By Warren Cederborg
Over the nearly 50 years that I knew Hugh Ross, I always found it amusing that his email address included “huge loss,” but – speaking for all his friends – nothing now seems more appropriate.
Hugh Ross was not only a world-class bridge play, but a great friend and an incredible human being. And all who knew him cherished his sense of humor.
Bart Bramley echoes those thoughts.
“Hugh’s gentle manner belied a powerful intellect and a fierce will to win,” Bramley said. “But what I will miss most about him was his keen sense of humor; he could find absurdity in any situation, and he never hesitated to point it out, even when the joke was on him. He was one of a kind.”

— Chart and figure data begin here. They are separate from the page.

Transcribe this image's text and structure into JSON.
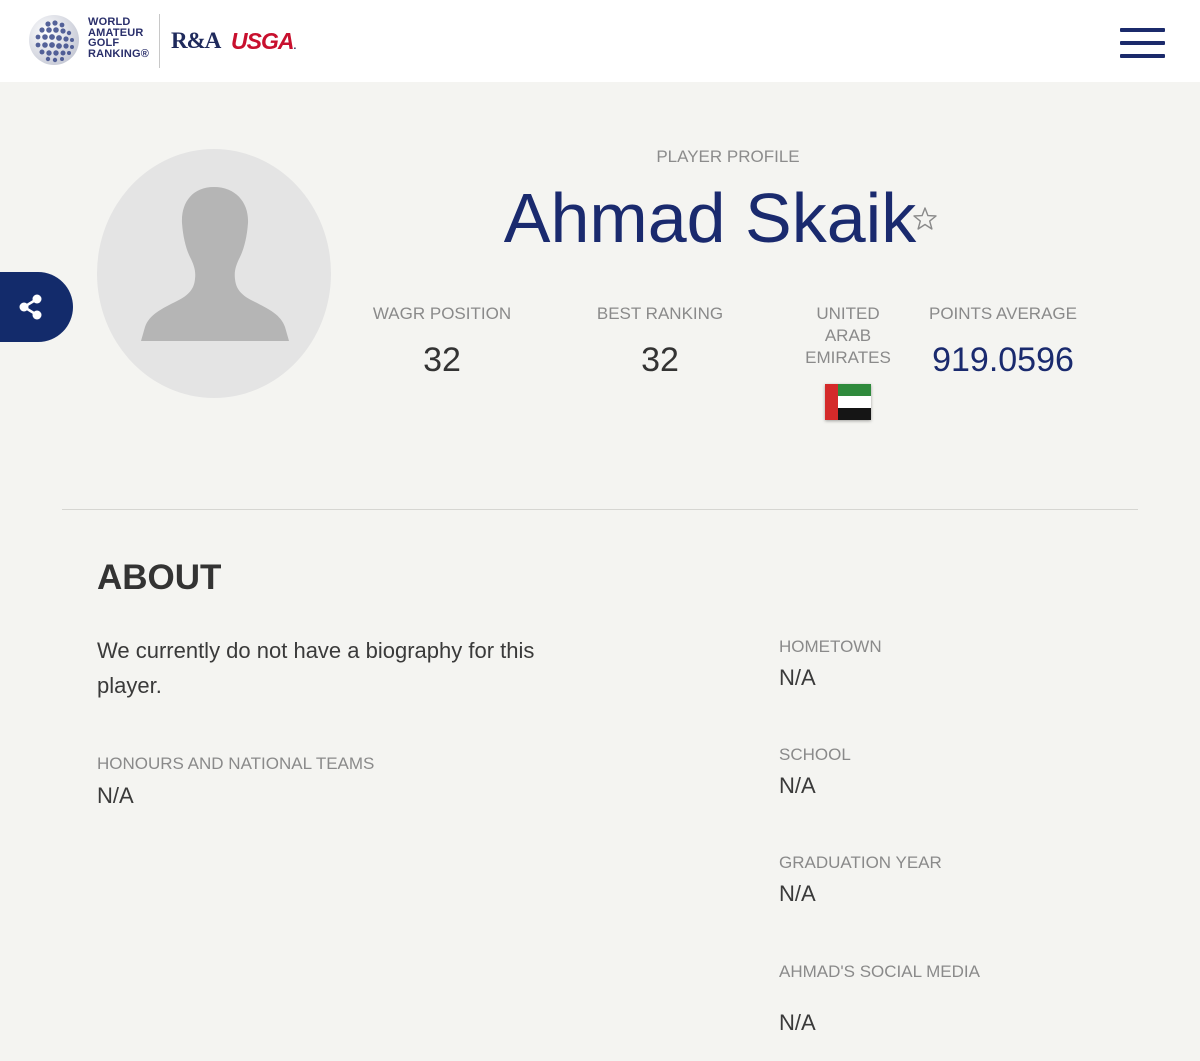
{
  "header": {
    "logo_text_lines": [
      "WORLD",
      "AMATEUR",
      "GOLF",
      "RANKING®"
    ],
    "partner_ra": "R&A",
    "partner_usga": "USGA",
    "menu_icon": "hamburger-menu-icon"
  },
  "share": {
    "icon": "share-icon"
  },
  "profile": {
    "label": "PLAYER PROFILE",
    "name": "Ahmad Skaik",
    "favorite_icon": "star-outline-icon",
    "avatar_icon": "person-silhouette-icon"
  },
  "stats": {
    "wagr_position_label": "WAGR POSITION",
    "wagr_position_value": "32",
    "best_ranking_label": "BEST RANKING",
    "best_ranking_value": "32",
    "country_line1": "UNITED",
    "country_line2": "ARAB",
    "country_line3": "EMIRATES",
    "country_flag": "uae-flag-icon",
    "points_average_label": "POINTS AVERAGE",
    "points_average_value": "919.0596"
  },
  "about": {
    "title": "ABOUT",
    "bio": "We currently do not have a biography for this player.",
    "honours_label": "HONOURS AND NATIONAL TEAMS",
    "honours_value": "N/A",
    "hometown_label": "HOMETOWN",
    "hometown_value": "N/A",
    "school_label": "SCHOOL",
    "school_value": "N/A",
    "graduation_label": "GRADUATION YEAR",
    "graduation_value": "N/A",
    "social_label": "AHMAD'S SOCIAL MEDIA",
    "social_value": "N/A"
  },
  "colors": {
    "navy": "#1a2a6e",
    "usga_red": "#c8102e",
    "background": "#f4f4f1"
  }
}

Bramley went on to say, “Hugh and I first bonded when he was captain of my Bermuda Bowl team in Yokohama, Japan, in 1991. In 1992, we started a regular partnership that lasted several years. That same year, my wife Judy and I started a Thanksgiving tradition of dinner with Hugh and his wife Min, along with Darwin and Kay Afdahl. The Thanksgiving tradition outlasted our partnership by a wide margin, and was a highlight of every fall national. His passing is especially poignant coming so near to Thanksgiving.”
Min Ross said the occasion of Thanksgiving normally brought out a humorous story. “When Hugh was 19, he won a 21-pound turkey at a local Montreal bridge tournament, partnering with reputedly the worst player at the club.”

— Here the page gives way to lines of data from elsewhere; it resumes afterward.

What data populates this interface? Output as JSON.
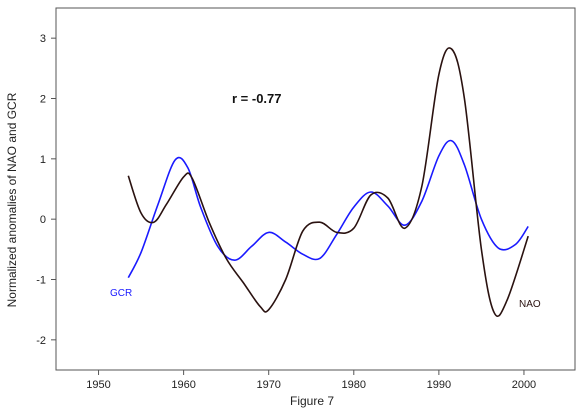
{
  "chart_data": {
    "type": "line",
    "title": "",
    "xlabel": "Figure 7",
    "ylabel": "Normalized anomalies of NAO and GCR",
    "xlim": [
      1945,
      2006
    ],
    "ylim": [
      -2.5,
      3.5
    ],
    "xticks": [
      1950,
      1960,
      1970,
      1980,
      1990,
      2000
    ],
    "yticks": [
      -2,
      -1,
      0,
      1,
      2,
      3
    ],
    "grid": false,
    "annotation": "r = -0.77",
    "series": [
      {
        "name": "GCR",
        "color": "#1a1aff",
        "x": [
          1953.5,
          1955,
          1957,
          1959,
          1960.5,
          1962,
          1964,
          1966,
          1968,
          1970,
          1972,
          1974,
          1976,
          1978,
          1980,
          1982,
          1984,
          1986,
          1988,
          1990,
          1991.5,
          1993,
          1995,
          1997,
          1999,
          2000.5
        ],
        "y": [
          -0.97,
          -0.55,
          0.25,
          0.98,
          0.85,
          0.2,
          -0.45,
          -0.68,
          -0.45,
          -0.22,
          -0.38,
          -0.58,
          -0.65,
          -0.25,
          0.2,
          0.45,
          0.22,
          -0.1,
          0.3,
          1.05,
          1.3,
          0.9,
          0.0,
          -0.48,
          -0.42,
          -0.12
        ]
      },
      {
        "name": "NAO",
        "color": "#2a1210",
        "x": [
          1953.5,
          1955,
          1956.5,
          1958,
          1960,
          1961,
          1963,
          1965,
          1967,
          1969,
          1970,
          1972,
          1974,
          1976,
          1978,
          1980,
          1982,
          1984,
          1986,
          1988,
          1990,
          1991.5,
          1993,
          1995,
          1996.5,
          1998,
          2000.5
        ],
        "y": [
          0.72,
          0.1,
          -0.05,
          0.25,
          0.7,
          0.68,
          -0.05,
          -0.65,
          -1.05,
          -1.45,
          -1.5,
          -1.0,
          -0.2,
          -0.05,
          -0.22,
          -0.15,
          0.4,
          0.35,
          -0.15,
          0.55,
          2.4,
          2.82,
          2.0,
          -0.5,
          -1.55,
          -1.35,
          -0.28
        ]
      }
    ]
  }
}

Kay Afdahl, Hugh’s longtime friend, offers this remembrance: “I’ve known Hugh since we were at Cal Berkeley – long before Min was a gleam in his eye. When she did catch his eye, he never had eyes for anyone else but his ‘Dahlink.’

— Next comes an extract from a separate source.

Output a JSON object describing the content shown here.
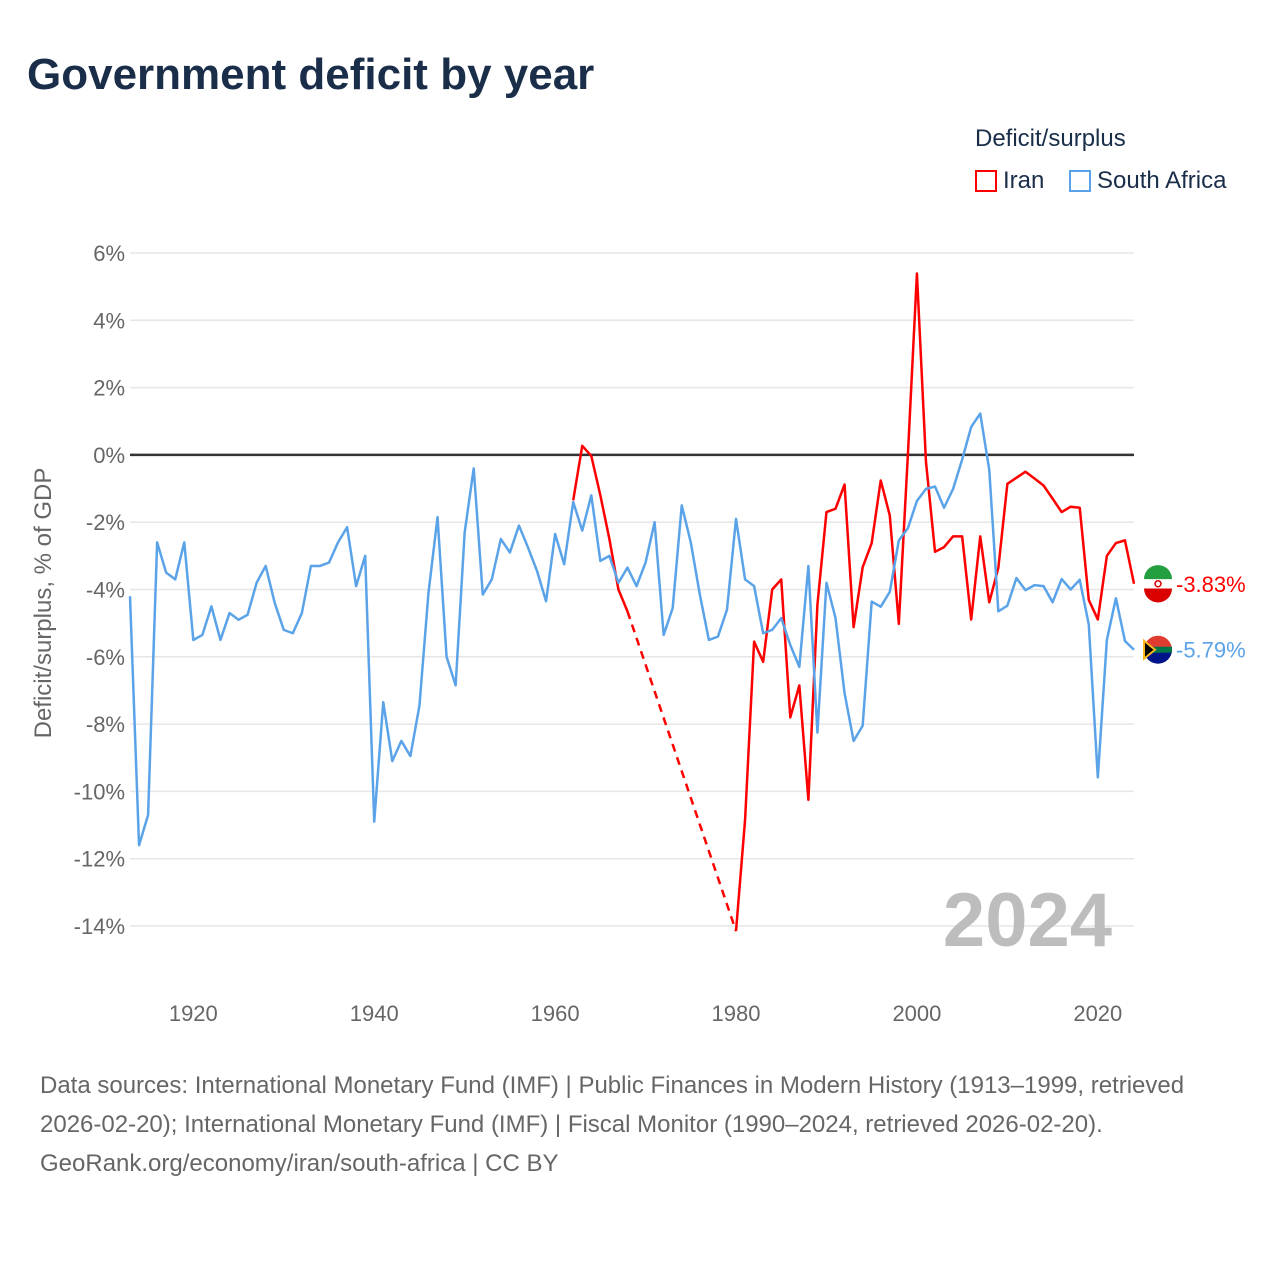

“Hugh always had a unique sense of humor, so dry it crackled. He had a knack for seeing through the most complicated situations and extracting only the barest facts to reach his conclusions. To this day, I can hear him say, ‘Nonsense!’ after listening to everyone chattering on about nothing and everything. Then he would pounce on the solution, which to his mind was ever so obvious.
Hugh did not see things in shades of grey. Perhaps that was why he had no patience with complicated bidding systems. He had no trouble speaking clearly and being understood by many different partners using only the 17 words in the language of bridge.”
Bob Spotts, a close friend and partner, said, “Hugh was simply an amazing bridge player.”
Spotts added that Hugh played the opponents as part of the game. “He was as good a reader of opponents as there was, and didn’t miss many of their clues. We played together early in our bridge lives, when Hugh was not yet appreciated, and I certainly benefitted. I introduced him to Min, and was rewarded by being best man at their wedding.”
Longtime friend Mike Lawrence said that Hugh “was as close to having a perfect personality as possible. My wife observed that Hugh never had to apologize because he never had anything to apologize for.
“As for his bridge, he was one of the few who could march to a slightly different beat than others and do very well with it.
“Perhaps the measure of Hugh is that you will never find anyone who says something like, ‘Hugh was great, except for the fact that he … Finish the sentence any way you like.”
Along with Barbara and Gerry Fox and Joe and Shirley Nedham, my wife Suzie and I were part of a gourmet dinner group that met regularly for 42 years at Min and Hugh’s home in Oakland.”
Gerry Fox said, “When I think of Hugh, three things come quickly to mind: first, his gentle and considerate nature, second, his remarkable intellect, and, third, his ability to find humor in obscure places. When Hugh spoke, everyone listened; when Hugh laughed, everyone wanted to know why.
“After his first stroke, he had a serious problem with numbers and was told that he would no longer be able to play bridge. About a month later, we tested him at the table. I had prepared four relatively easy hands, all of which would have him as the declarer. On the very first one, he bid correctly to 3NT. The play problem was a simple holdup, which he executed perfectly. He was on his way to nine tricks, when he took an unlikely detour and managed to go down. He immediately started to laugh and said, ‘That’s the problem with matchpoints; I was trying for an overtrick.’”
Shirley Nedham said several things came to mind: “The thoughtful friend who set aside his beloved cigar whenever I, an asthmatic, was kibitzing him, even in tense final sessions at nationals; the talented friend who played the piano so beautifully; the bridge board-a-match teammate – never criticizing, only encouraging Joe and me when he and Min played with us several New Year’s eves at Reno regionals.”